Et que dire de la beauté de ces paysages exotiques, totalement imaginés, que je voyais, comme si je les avais face à moi, bouche bée et émue. Paysages aux couleurs vives de loin puis qui se diluent en se dissociant lorsque l'on s'approche, tel un tableau pointilliste. Des paysages terrifiants aussi par moment. Des tableaux à la Jérôme Bosch dans lesquels couleurs, ombres et lumières sont joliment travaillées.
« Un soleil vaporeux emplissait tout l'espace des tons sombres, ambrés, dorés, lapis-lazuli, puis de nouveaux ambrés de ses rayons. Ces couleurs étaient si intenses qu'elles chargeaient l'atmosphère d'une lumière danse et collaient à la peau comme de la peinture. J'observai la manière dont la croix capturait cette lumière et la retenait dans chacune de ses milliers de petites pierres précieuses. Elle la retenait, semblait-il, même après que le soleil se fut couché et que les vitraux eurent retrouvé leur couleur grise du crépuscule. C'était comme si le grand crucifix, après avoir absorbé cette lumière, le renvoyait sur nous, en nous».
C'est ce genre de livre dans lequel le discours est labyrinthique. A l'image de la planète,
Hypérion, elle-même labyrinthienne. Une vraie mise en abîme de différents niveaux de discours hallucinante: Nous sommes dans la tête de l'un des personnages qui raconte son histoire, s'appuyant lui-même sur les dires d'un autre personnage, ce dernier ayant écrit dans son journal intime ses aventures…Cela autorise l'emploi de différents temps d'énonciation, emploi maitrisé avec brio apportant fluidité, cohérence et vraisemblance au récit. Nous sommes captivés, emportés par cette histoire sans nous rendre compte des mécanismes littéraires dont use l'auteur.
Un livre qui voit l'histoire en grand et raconte une épopée. Cette aventure met en exergue les aventures de sept pèlerins désignés pour empêcher l'ouverture des Tombeaux du Temps situés sur
Hypérion, une planète située aux confins de l'espace galactique colonisé. Durant ce voyage, les sept pèlerins décident, afin de bien se connaitre et de mener à bien leur mission, de raconter aux autres, tour à tour, leur histoire perosnnelle les ayant conduit à se rendre dans les Tombeaux de temps.
Ce premier tome est la narration de trois d'entre eux : celui d'un prêtre, le père Hoyt qui a un crucifix enraciné dans son thorax, mort et ressuscité, celui d'un soldat, Fedmahn Kassad qui voyage dans l'avenir pour affronter son destin, et celui d'un poète, Martin Silénus, âgé de sept siècles, grossier et râleur. Et quels récits captivants, tous très différents !! Intrigues variées, points de vue multiples d'un même lieu, façons de parler très différentes, autant de narrations que de personnages, que ce kaléidoscope est bien vu et plaisant !

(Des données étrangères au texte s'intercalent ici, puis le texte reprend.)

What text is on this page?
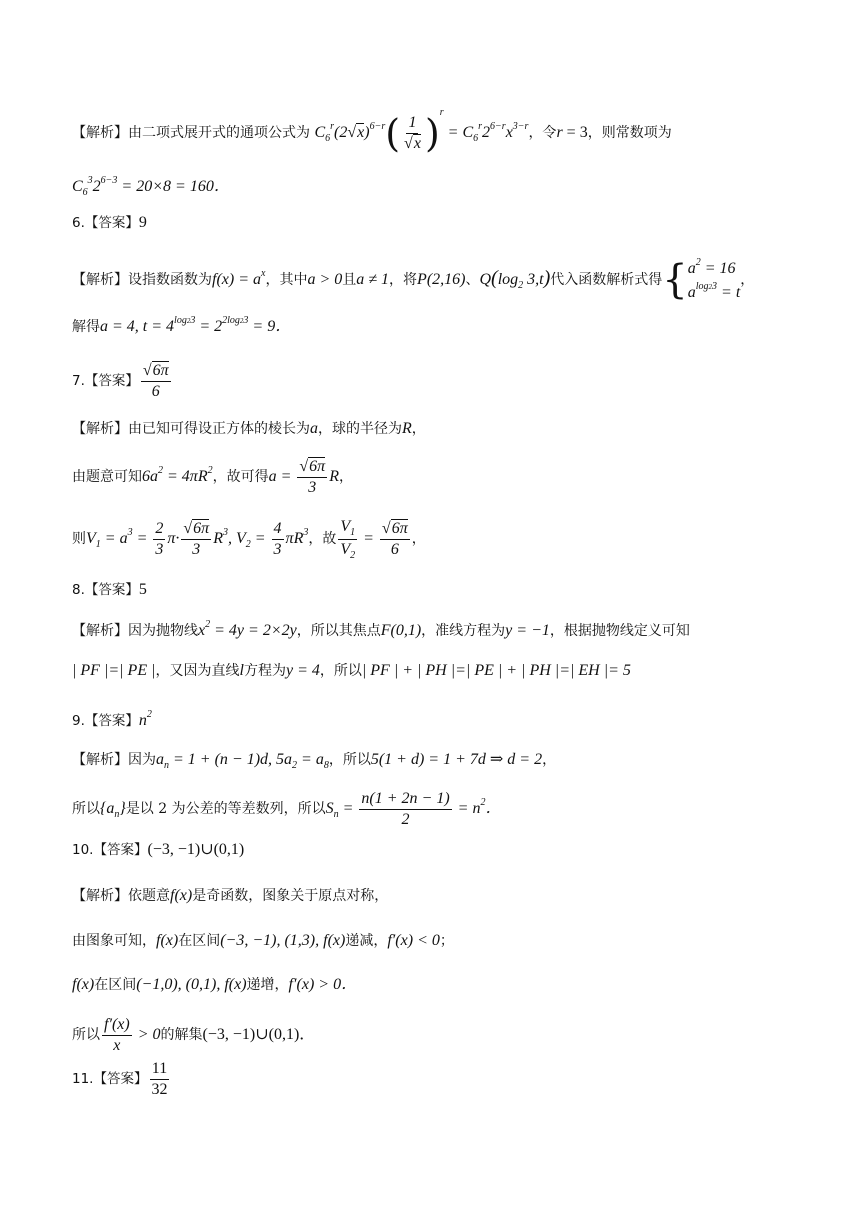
【解析】由二项式展开式的通项公式为 $C_6^r(2√x)^{6-r}( \frac{1}{√x} )^r = C_6^r2^{6-r}x^{3-r}$，令r = 3，则常数项为
$C_6^32^{6-3} = 20\times 8 = 160$．
6.【答案】9
【解析】设指数函数为$f(x) = a^x$，其中a > 0且a ≠ 1，将P(2,16)、$Q(\log_2$ 3,t)代入函数解析式得{ $a^2 = 16$
$a^{log23} = t$
，
解得a = 4, $t = 4^{log23} = 2^{2log23} = 9$．
7.【答案】 $\frac{√6\pi}{6}$
【解析】由已知可得设正方体的棱长为a，球的半径为R，
由题意可知$6a^2 = 4\pi R^2$，故可得$a = \frac{√6\pi}{3}$ R，
则$V_1 = a^3 = \frac{2}{3} \pi\cdot \frac{√6\pi}{3} R^3$, $V_2 = \frac{4}{3} \pi R^3$，故 $\frac{V_1}{V_2} = \frac{√6\pi}{6}$ ，
8.【答案】5
【解析】因为抛物线$x^2 = 4y = 2\times 2y$，所以其焦点F(0,1)，准线方程为y = −1，根据抛物线定义可知
| PF |=| PE |，又因为直线l方程为y = 4，所以| PF | + | PH |=| PE | + | PH |=| EH |= 5
9.【答案】$n^2$
【解析】因为$a_n = 1 + (n - 1)d$, $5a_2 = a_8$，所以5(1 + d) = 1 + 7d ⇒ d = 2，
所以$\{a_n\}$是以 2 为公差的等差数列，所以$S_n = \frac{n(1 + 2n - 1)}{2} = n^2$．
10.【答案】(−3, −1)∪(0,1)
【解析】依题意f(x)是奇函数，图象关于原点对称，
由图象可知，f(x)在区间(−3, −1), (1,3), f(x)递减，f′(x) < 0；
f(x)在区间(−1,0), (0,1), f(x)递增，f′(x) > 0．
所以 $\frac{f'(x)}{x} > 0$的解集(−3, −1)∪(0,1)．
11.【答案】 $\frac{11}{32}$
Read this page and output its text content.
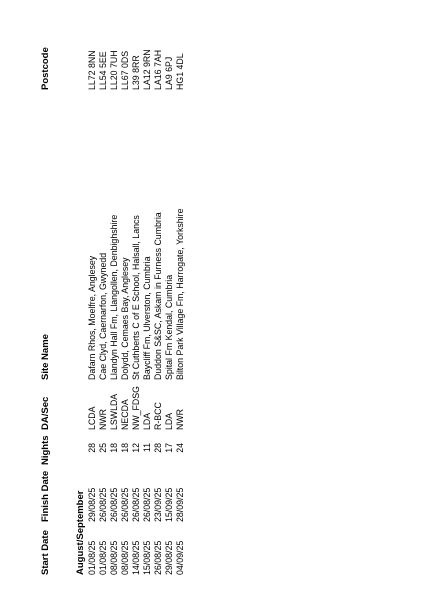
Start Date
Finish Date
Nights
DA/Sec
Site Name
Postcode
August/September 01/08/25
29/08/25
28
LCDA
Dafarn Rhos, Moelfre, Anglesey
LL72 8NN
01/08/25
26/08/25
25
NWR
Cae Clyd, Caernarfon, Gwynedd
LL54 5EE
08/08/25
26/08/25
18
LSWLDA
Llandyn Hall Fm, Llangollen, Denbighshire
LL20 7UH
08/08/25
26/08/25
18
NECDA
Dolydd, Cemaes Bay, Anglesey
LL67 0DS
14/08/25
26/08/25
12
NW_FDSG
St Cuthberts C of E School, Halsall, Lancs
L39 8RR
15/08/25
26/08/25
11
LDA
Baycliff Fm, Ulverston, Cumbria
LA12 9RN
26/08/25
23/09/25
28
R-BCC
Duddon S&SC, Askam in Furness Cumbria
LA16 7AH
29/08/25
15/09/25
17
LDA
Spital Fm Kendal, Cumbria
LA9 6PJ
04/09/25
28/09/25
24
NWR
Bilton Park Village Fm, Harrogate, Yorkshire
HG1 4DL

Dan Simmons est un cueilleur d'histoires qu'il nous offre en brassée, chacune ayant son parfum, sa couleur, son odeur…La première se teintera d'une curiosité toute ethnographique et d'un incroyable mystère religieux, la seconde d'une coloration militaire et fantasmagorique, la troisième sera singulière dans sa narration tour à tour poétique et crûe, mélange étonnant, mais aussi dans sa façon de remonter le temps. Ces trois histoires sont indéniablement toutes trois captivantes. Toutes ont en commun la rencontre avec le Grintche…

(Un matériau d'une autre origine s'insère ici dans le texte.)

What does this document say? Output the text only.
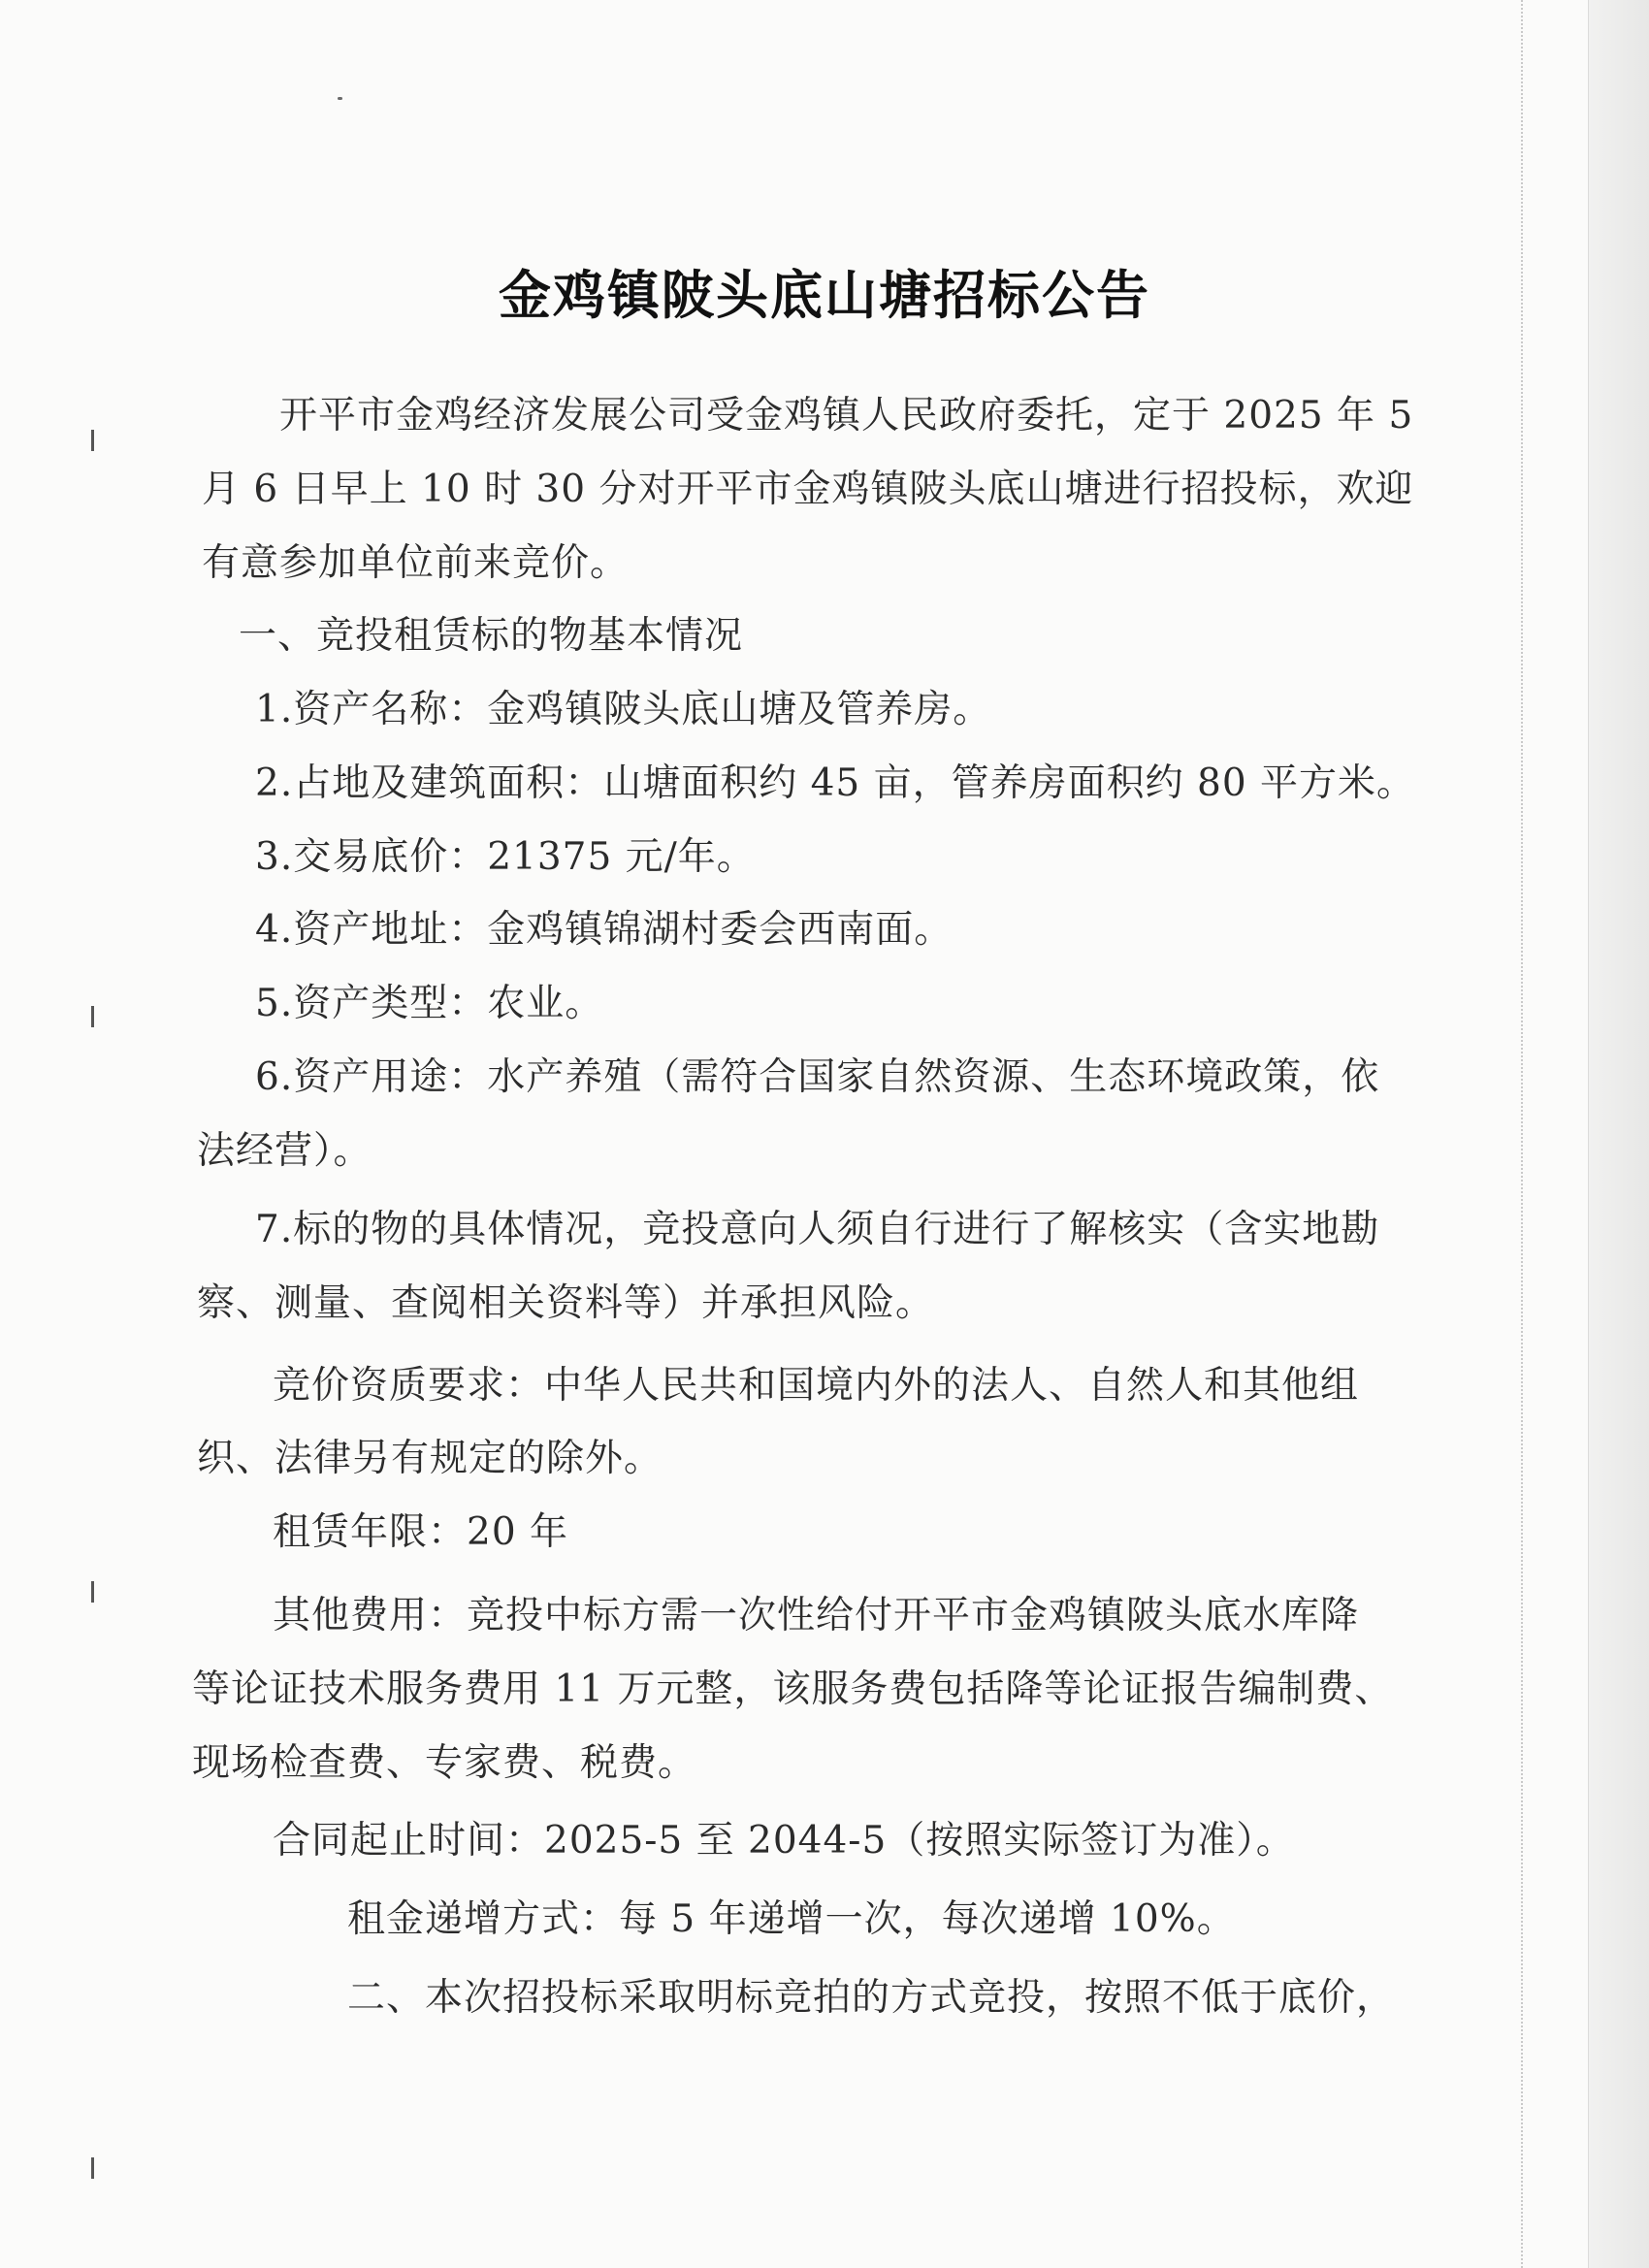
金鸡镇陂头底山塘招标公告
开平市金鸡经济发展公司受金鸡镇人民政府委托，定于 2025 年 5
月 6 日早上 10 时 30 分对开平市金鸡镇陂头底山塘进行招投标，欢迎
有意参加单位前来竞价。
一、竞投租赁标的物基本情况
1.资产名称：金鸡镇陂头底山塘及管养房。
2.占地及建筑面积：山塘面积约 45 亩，管养房面积约 80 平方米。
3.交易底价：21375 元/年。
4.资产地址：金鸡镇锦湖村委会西南面。
5.资产类型：农业。
6.资产用途：水产养殖（需符合国家自然资源、生态环境政策，依
法经营）。
7.标的物的具体情况，竞投意向人须自行进行了解核实（含实地勘
察、测量、查阅相关资料等）并承担风险。
竞价资质要求：中华人民共和国境内外的法人、自然人和其他组
织、法律另有规定的除外。
租赁年限：20 年
其他费用：竞投中标方需一次性给付开平市金鸡镇陂头底水库降
等论证技术服务费用 11 万元整，该服务费包括降等论证报告编制费、
现场检查费、专家费、税费。
合同起止时间：2025-5 至 2044-5（按照实际签订为准）。
租金递增方式：每 5 年递增一次，每次递增 10%。
二、本次招投标采取明标竞拍的方式竞投，按照不低于底价，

Un livre qui prend la liberté de rendre un hommage vibrant à un poète du 19ème Siècle,
John Keats, de façon tout à fait surprenante : en baptisant la capitale de la planète
Hypérion du noms de Keats et la planète même où l'intrigue se déroule du nom d'un des poèmes de Keats et en clamant ses vers à maintes reprises. Hommage grandiose que rend
Dan Simmons en toute liberté par la voix d'un des pèlerins, le poète Martin Silenus dont le but est d'écrire les Cantos d'
Hypérion.
C'est ce genre de livre qui mélange plein de styles de sorte que nous ne pouvons l'enfermer dans une case. Si de prime abord nous avons affaire à un « space opera » de facture classique présentant le combat à bord de vaisseaux spatiaux entre les humains et les « Extros », d'autres genres littéraires sont bel et bien présents tels que la fantasy avec les marées du temps notamment, voire le polar, le polar religieux avec le sacrifice messianique revisité et la découverte du mystérieux Grintche…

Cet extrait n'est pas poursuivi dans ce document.